Шрифт:
— В вермахте с этим легче. Солдаты идут за старшими по званию в любых условиях. Дисциплина, — промолвил Ярцибекки с гордостью, — а у русских — разброд. Толпа есть толпа, каждый сам по себе.
— Не совсем так, господин подполковник, — проговорил Плетнев обиженным голосом, — ручаюсь, что они не идут к нам именно потому, что следуют за кем-то, внушающим им отрицательное отношение к РОА. Дисциплина обязательна во всех армиях.
— Я имею в виду армию, а не пленных. Не обижайтесь, капитан, вы делаете неблагодарную работу, — проговорил комендант.
— Пойдемте, господа, ко мне, — обратился Вагнер к коменданту и Плетневу, — я вам кое-кого продемонстрирую.
Они вошли в кабинет Вагнера, куда по его знаку Рейнкопф ввел Дьяконова.
— Вот, полюбуйтесь, господа, на лагерный авторитет, и вы разрешите ваш спор. Это — Дьяконов, старший по званию в лагере, врач первого ранга. Так? — обратился он к пленному.
— Военврач первого ранга, — поправил тот Вагнера.
— Какая разница? — поинтересовался Ярцибекки.
— Я военный врач, я давал военную присягу, разница в этом, — с достоинством ответил Дьяконов.

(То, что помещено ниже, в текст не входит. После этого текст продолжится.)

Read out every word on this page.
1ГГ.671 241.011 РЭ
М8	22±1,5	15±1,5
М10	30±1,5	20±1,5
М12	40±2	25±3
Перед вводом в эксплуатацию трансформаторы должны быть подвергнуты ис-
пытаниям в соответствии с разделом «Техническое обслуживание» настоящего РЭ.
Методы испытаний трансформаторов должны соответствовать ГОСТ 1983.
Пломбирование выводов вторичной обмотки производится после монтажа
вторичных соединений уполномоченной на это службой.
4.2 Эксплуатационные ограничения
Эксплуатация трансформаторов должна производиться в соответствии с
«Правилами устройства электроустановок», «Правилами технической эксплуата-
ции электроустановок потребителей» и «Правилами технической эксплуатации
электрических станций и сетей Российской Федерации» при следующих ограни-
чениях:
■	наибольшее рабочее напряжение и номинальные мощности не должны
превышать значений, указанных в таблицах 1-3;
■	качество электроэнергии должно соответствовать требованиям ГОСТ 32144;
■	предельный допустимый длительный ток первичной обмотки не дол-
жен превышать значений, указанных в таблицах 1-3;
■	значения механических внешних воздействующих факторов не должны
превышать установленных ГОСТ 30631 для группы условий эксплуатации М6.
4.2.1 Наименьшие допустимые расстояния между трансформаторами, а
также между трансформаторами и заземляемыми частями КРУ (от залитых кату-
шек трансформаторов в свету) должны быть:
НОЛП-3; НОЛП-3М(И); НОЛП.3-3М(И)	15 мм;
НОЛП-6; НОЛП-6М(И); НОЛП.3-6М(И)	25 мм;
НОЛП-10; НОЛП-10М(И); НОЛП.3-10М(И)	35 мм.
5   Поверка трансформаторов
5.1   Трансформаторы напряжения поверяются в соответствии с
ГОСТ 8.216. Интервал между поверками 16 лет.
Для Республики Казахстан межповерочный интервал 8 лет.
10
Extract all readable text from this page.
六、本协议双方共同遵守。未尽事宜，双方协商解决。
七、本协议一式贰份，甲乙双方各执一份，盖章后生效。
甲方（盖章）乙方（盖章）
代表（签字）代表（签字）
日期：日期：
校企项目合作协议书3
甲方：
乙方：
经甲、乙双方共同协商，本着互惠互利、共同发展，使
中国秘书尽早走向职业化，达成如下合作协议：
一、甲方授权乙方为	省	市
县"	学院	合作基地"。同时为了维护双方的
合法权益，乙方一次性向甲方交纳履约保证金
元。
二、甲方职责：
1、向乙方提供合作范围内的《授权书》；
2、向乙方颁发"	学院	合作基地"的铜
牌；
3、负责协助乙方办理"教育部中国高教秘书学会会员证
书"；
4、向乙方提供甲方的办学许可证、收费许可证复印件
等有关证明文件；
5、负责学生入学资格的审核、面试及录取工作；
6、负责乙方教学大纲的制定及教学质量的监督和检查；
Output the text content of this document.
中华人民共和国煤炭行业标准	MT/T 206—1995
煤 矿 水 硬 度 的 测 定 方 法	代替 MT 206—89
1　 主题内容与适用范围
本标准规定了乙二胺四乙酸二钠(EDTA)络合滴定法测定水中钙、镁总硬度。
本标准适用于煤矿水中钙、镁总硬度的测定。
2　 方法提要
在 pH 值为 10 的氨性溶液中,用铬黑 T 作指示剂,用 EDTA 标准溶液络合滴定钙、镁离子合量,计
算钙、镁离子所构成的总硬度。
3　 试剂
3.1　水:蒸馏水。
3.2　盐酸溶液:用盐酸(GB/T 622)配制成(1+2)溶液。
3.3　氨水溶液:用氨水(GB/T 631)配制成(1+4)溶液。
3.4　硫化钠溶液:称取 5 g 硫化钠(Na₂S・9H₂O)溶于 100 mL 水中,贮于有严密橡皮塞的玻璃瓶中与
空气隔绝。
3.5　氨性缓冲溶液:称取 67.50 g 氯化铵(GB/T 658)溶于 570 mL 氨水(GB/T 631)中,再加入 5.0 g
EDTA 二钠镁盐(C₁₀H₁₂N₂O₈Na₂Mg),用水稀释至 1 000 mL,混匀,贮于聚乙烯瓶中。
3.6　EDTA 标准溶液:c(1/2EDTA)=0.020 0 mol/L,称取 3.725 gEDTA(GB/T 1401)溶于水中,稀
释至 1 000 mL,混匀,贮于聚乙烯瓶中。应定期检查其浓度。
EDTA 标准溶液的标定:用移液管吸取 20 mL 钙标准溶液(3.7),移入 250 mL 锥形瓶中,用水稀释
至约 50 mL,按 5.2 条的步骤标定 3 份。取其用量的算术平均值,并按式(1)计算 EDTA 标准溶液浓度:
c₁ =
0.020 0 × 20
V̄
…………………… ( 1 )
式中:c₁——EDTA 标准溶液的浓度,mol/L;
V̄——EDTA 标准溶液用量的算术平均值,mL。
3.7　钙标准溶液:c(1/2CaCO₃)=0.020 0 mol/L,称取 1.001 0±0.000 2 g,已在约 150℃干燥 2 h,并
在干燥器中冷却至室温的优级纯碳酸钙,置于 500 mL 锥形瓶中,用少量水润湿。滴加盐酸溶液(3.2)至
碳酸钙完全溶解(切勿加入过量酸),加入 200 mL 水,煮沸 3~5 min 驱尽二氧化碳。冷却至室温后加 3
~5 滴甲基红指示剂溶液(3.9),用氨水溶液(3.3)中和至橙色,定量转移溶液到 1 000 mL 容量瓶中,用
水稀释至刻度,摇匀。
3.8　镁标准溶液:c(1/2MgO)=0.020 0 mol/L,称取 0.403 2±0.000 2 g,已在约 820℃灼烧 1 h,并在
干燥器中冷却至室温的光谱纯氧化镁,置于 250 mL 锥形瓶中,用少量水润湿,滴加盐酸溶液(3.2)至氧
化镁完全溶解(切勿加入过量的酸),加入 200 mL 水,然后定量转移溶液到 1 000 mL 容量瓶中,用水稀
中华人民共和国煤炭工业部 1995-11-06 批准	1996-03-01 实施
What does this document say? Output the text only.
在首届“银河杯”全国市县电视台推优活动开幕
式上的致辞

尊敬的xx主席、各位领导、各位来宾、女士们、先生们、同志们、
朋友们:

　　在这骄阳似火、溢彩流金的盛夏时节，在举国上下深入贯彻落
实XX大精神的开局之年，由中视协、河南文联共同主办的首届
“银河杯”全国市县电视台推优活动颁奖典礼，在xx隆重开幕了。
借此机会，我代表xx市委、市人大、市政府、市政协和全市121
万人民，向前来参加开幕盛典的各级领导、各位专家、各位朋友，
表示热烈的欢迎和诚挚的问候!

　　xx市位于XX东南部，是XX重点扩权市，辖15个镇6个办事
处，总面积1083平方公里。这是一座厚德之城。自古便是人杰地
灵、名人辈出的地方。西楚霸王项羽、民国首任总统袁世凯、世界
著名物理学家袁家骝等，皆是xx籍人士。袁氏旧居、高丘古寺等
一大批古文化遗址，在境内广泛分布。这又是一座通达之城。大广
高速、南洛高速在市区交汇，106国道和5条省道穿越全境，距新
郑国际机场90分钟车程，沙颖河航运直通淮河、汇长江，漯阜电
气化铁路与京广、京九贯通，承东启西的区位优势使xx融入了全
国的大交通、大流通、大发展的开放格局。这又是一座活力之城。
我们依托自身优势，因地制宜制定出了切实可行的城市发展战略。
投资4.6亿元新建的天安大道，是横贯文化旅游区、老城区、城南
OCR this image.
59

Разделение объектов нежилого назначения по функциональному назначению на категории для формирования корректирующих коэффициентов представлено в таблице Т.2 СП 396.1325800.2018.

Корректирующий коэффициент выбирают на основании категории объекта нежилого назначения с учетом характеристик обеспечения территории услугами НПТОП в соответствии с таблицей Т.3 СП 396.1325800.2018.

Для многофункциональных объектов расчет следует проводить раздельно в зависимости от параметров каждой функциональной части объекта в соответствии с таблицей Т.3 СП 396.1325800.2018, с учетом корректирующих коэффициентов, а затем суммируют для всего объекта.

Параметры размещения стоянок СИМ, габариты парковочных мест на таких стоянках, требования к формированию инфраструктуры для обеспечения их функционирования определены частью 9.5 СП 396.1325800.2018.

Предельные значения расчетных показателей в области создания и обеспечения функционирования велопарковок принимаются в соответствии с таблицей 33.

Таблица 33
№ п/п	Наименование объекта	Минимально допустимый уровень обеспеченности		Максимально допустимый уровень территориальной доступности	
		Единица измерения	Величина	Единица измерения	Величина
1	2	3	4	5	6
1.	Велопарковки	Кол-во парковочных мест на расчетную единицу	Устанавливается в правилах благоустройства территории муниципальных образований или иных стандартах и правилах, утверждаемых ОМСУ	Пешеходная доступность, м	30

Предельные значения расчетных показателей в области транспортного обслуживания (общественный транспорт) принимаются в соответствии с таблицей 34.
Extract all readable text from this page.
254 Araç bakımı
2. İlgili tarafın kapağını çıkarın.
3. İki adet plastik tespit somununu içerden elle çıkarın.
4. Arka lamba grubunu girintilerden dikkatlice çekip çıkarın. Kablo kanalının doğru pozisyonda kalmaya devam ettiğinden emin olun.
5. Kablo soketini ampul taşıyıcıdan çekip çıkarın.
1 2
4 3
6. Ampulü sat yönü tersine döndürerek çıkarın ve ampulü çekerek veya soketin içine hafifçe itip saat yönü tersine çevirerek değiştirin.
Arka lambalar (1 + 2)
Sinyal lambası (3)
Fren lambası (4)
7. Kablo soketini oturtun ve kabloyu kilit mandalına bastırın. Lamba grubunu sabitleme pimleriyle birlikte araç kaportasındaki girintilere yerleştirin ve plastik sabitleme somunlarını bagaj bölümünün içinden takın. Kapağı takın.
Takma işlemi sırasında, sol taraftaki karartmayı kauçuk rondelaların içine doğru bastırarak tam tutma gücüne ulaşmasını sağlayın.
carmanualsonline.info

— Ах вот оно что, — протянул Плетнев, до которого дошел смысл сказанного Вагнером в кабинете коменданта. — Вы тот, кто против?
Дьяконов молчал.
— Вы не только против, вы подбиваете других к неповиновению, — заорал Вагнер.
— Послушайте, — обратился к нему Плетнев, — я согласен, вы давали присягу, все мы присягали, но от вас, от меня, от всех пленных отказался тот, кому мы ее давали. Сталин отказался даже от собственного сына Якова, который попал в плен. Даже его забыл в лагере, а ему предложили обменять сына на германских генералов. Что говорить о рядовых пленных? Присяга — это обязательство перед государством, которое тоже имеет свои обязанности перед присягнувшими. Пленным англичанам, французам, бельгийцам идут через нейтральные страны и письма, и посылки. Даже звания им присваивают их правительства, зарплату начисляют. А вы забыты. Сталин отказался вам помогать. С вами все кончено. О вашей присяге забыто.
— Господин капитан, — сдержанно сказал Дьяконов, обращаясь к Вагнеру, — как я понял, сегодняшняя запись — дело добровольное, именно так об этом было объявлено. Я врач, пленный, и мое дело лечить здесь своих товарищей по несчастью…
— Нет, — перебил его Ярцибекки, — это не ваше Дело. Вам надлежит быть в изоляции от военных Действий, а лечите вы по нашей доброте.
— Вот что, Дьяконов, хватит! Вы нам надоели. Сегодня же отправим вас в Саласпилс. Разговоры окончены. Подзуживать пленных на неповиновение мы вам не дадим. Все. Рейнкопф, уведите.
Дьяконов вышел…
У Елены наступили необычные дни — она выходила замуж. Она жила с сестрой Анной в небольшой квартирке на улице Артиллерийской. Обе работали на швейной фабрике, зарабатывали плохо, и если бы не старики-родители с их посылками из деревни, то было бы совсем туго.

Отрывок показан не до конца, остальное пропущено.